Tuesday, April 23, 2024

Echols May Pursue Innocence Claim

In the high-profile criminal case involving one of the "Memphis Three," the Arkansas Supreme Court has held that Damien Echols may pursue DNA exonoration notwithstanding his release from custody and Alford plea

Here, the plain language in sections 16-112-201 and -202 unambiguously permits “a person convicted of a crime” to petition for additional DNA testing to demonstrate the person’s actual innocence pursuant to Act 1780. This language imposes no requirement that a petitioner must be in State custody to seek relief pursuant to Act 1780, and we decline to read such a requirement into the statutes. The circuit court and the State employ reasoning that hinges on the legislative history and purpose underlying Act 1780 and our common-law interpretations of traditional habeas relief; however, resorting to these tools of statutory construction is unnecessary in the present case given the clear language of Act 1780. It is undisputed that Echols has been convicted of a crime, and as a result, he is entitled to seek relief pursuant to Act 1780. This reading of the plain language of sections 16-112-201 and -202 is consistent with the plain language of section 16-112-103, as it is clear that “any person . . . who has alleged actual innocence of the offense or offenses for which the person was convicted” is entitled to petition for a writ of habeas corpus. See Ark. Code Ann. § 16-112-103(a)(1). Moreover, section 16-112-103(a)(2) directs such a person to pursue a writ on this basis in accordance with the procedures set forth in “§ 16-112-201 et seq.[,]” a separate subchapter that codified Act 1780. Therefore, we conclude that the circuit court misinterpreted the plain language of Act 1780 and, as a result, clearly erred when it dismissed Echols’s Act 1780 petition on the grounds that he was not in State custody at the time it was filed. Accordingly, we reverse and remand.

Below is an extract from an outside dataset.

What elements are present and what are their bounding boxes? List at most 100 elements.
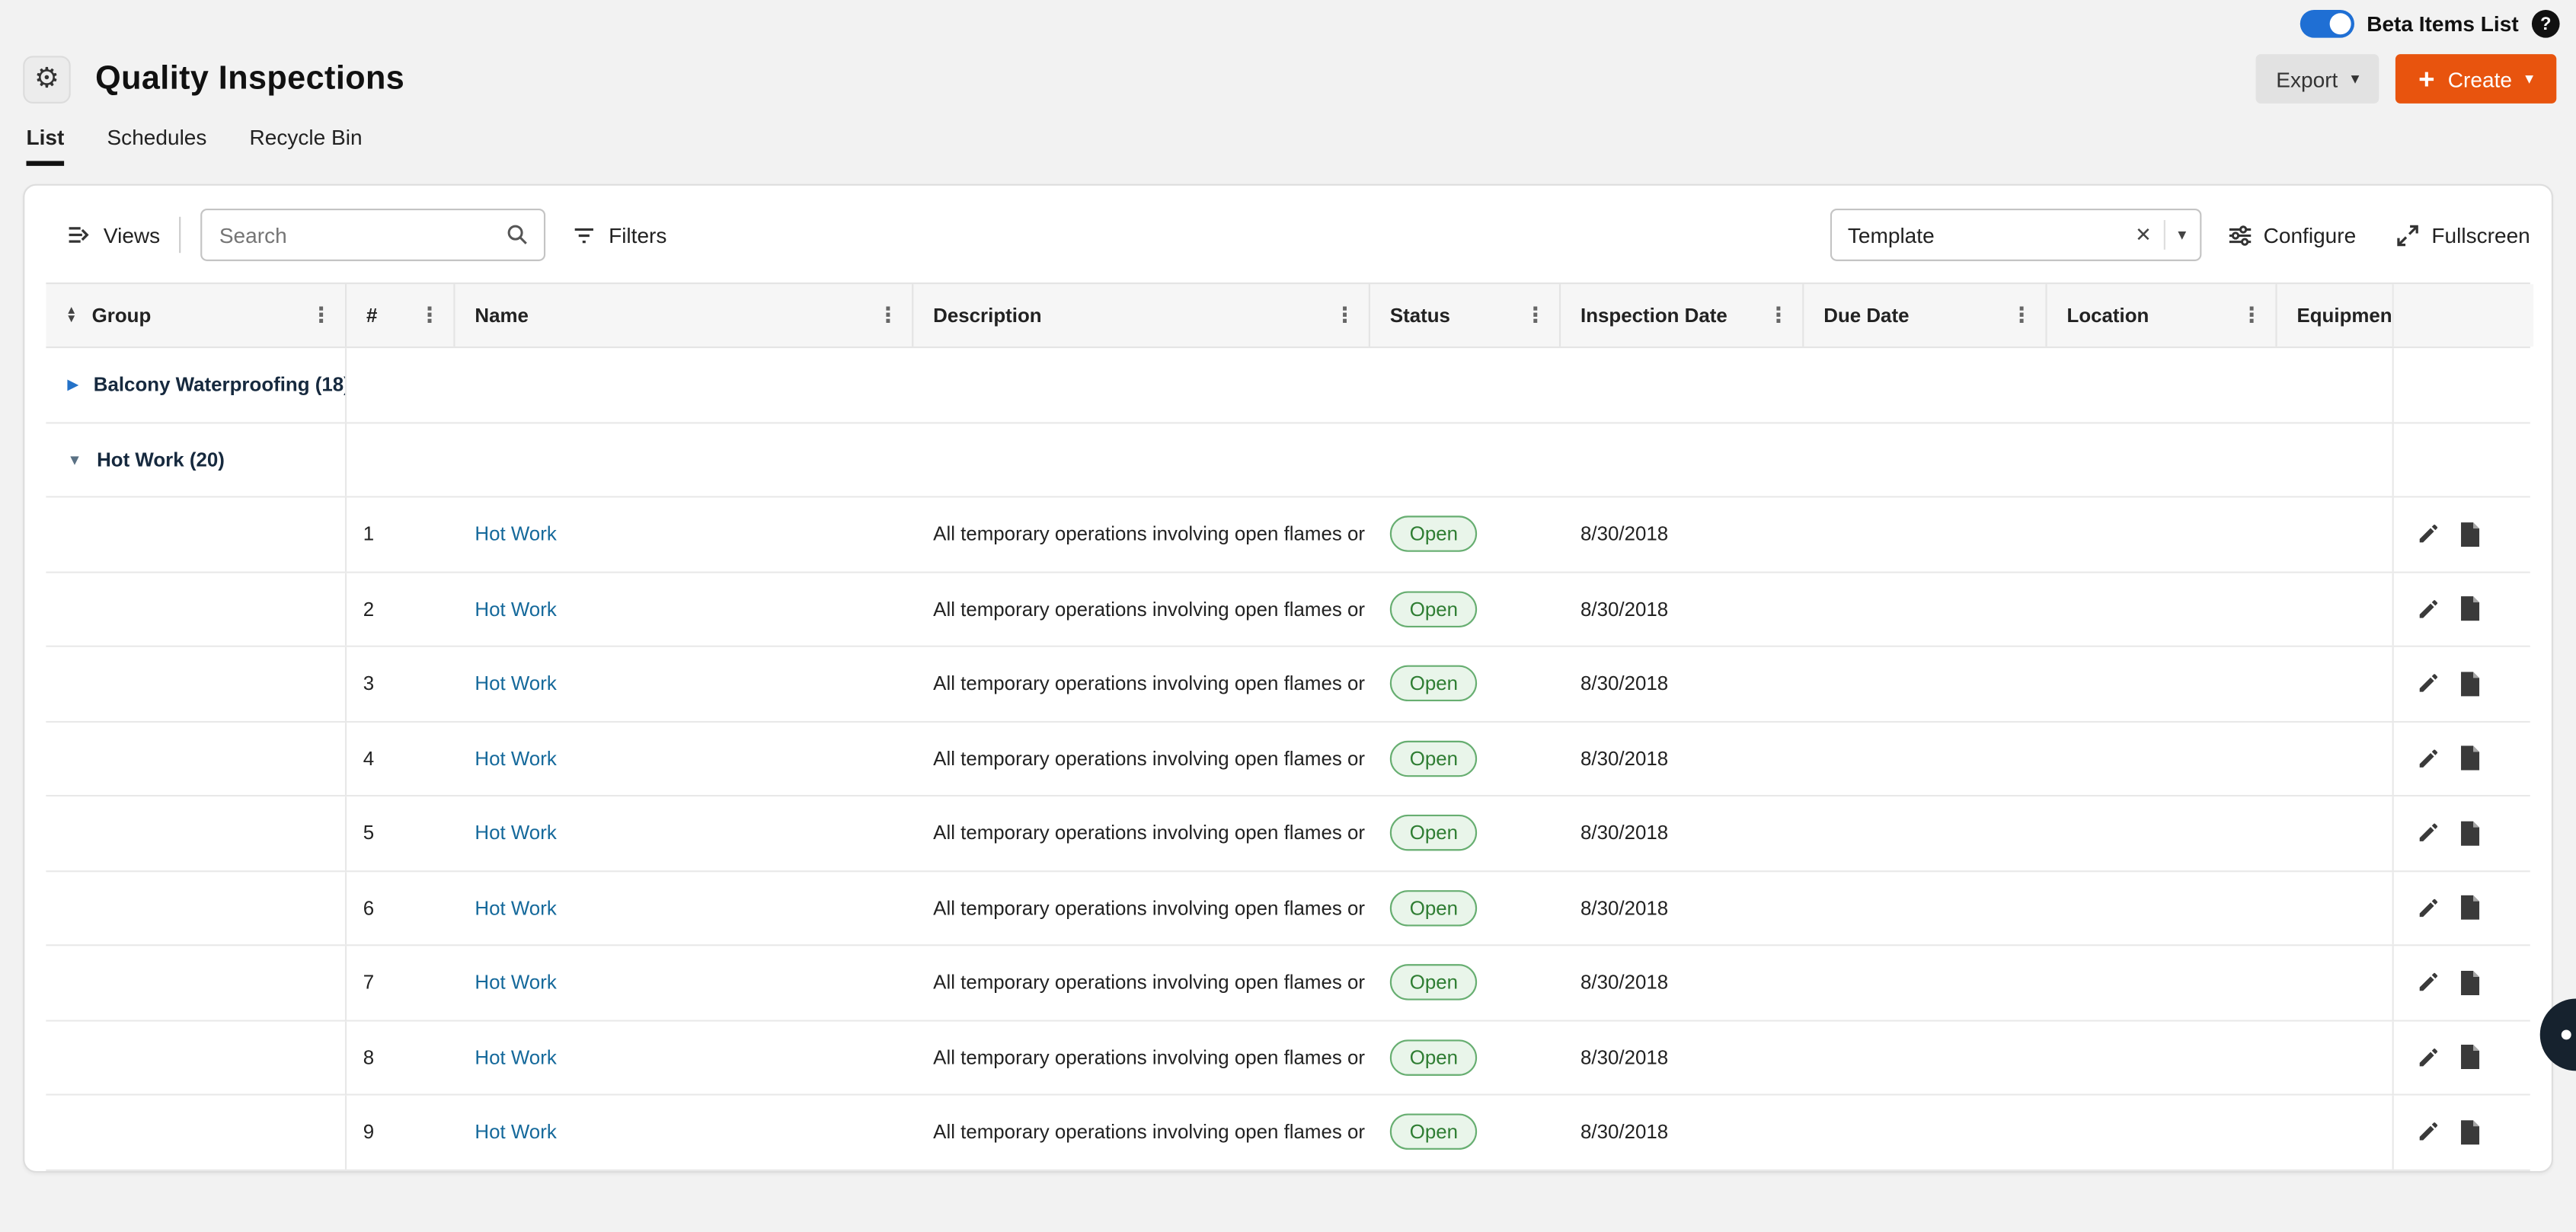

BARBARA W. WEBB, Justice, dissenting.

The majority’s decision obliterates any sense of finality in our criminal justice system. Their interpretation of Act 1780 means anyone who has ever been convicted of a crime––whether or not they be in State custody––can seek DNA or other scientific testing even if such testing would not prove that individual’s innocence. That is the case here. Echols’s first conviction did not rely on DNA evidence. Rather, the jury was presented with evidence that Echols knew facts about the case that were not public knowledge; fibers found on the victims’ clothes were microscopically similar to clothing found in Echols’s home; multiple witnesses testified that Echols confessed to the murders; and multiple witnesses placed him near the crime scene at the time of the murders. DNA testing therefore cannot prove Echols’s innocence. For the reasons set forth below, I would hold that the circuit court correctly found that Echols is not entitled to habeas relief. I dissent.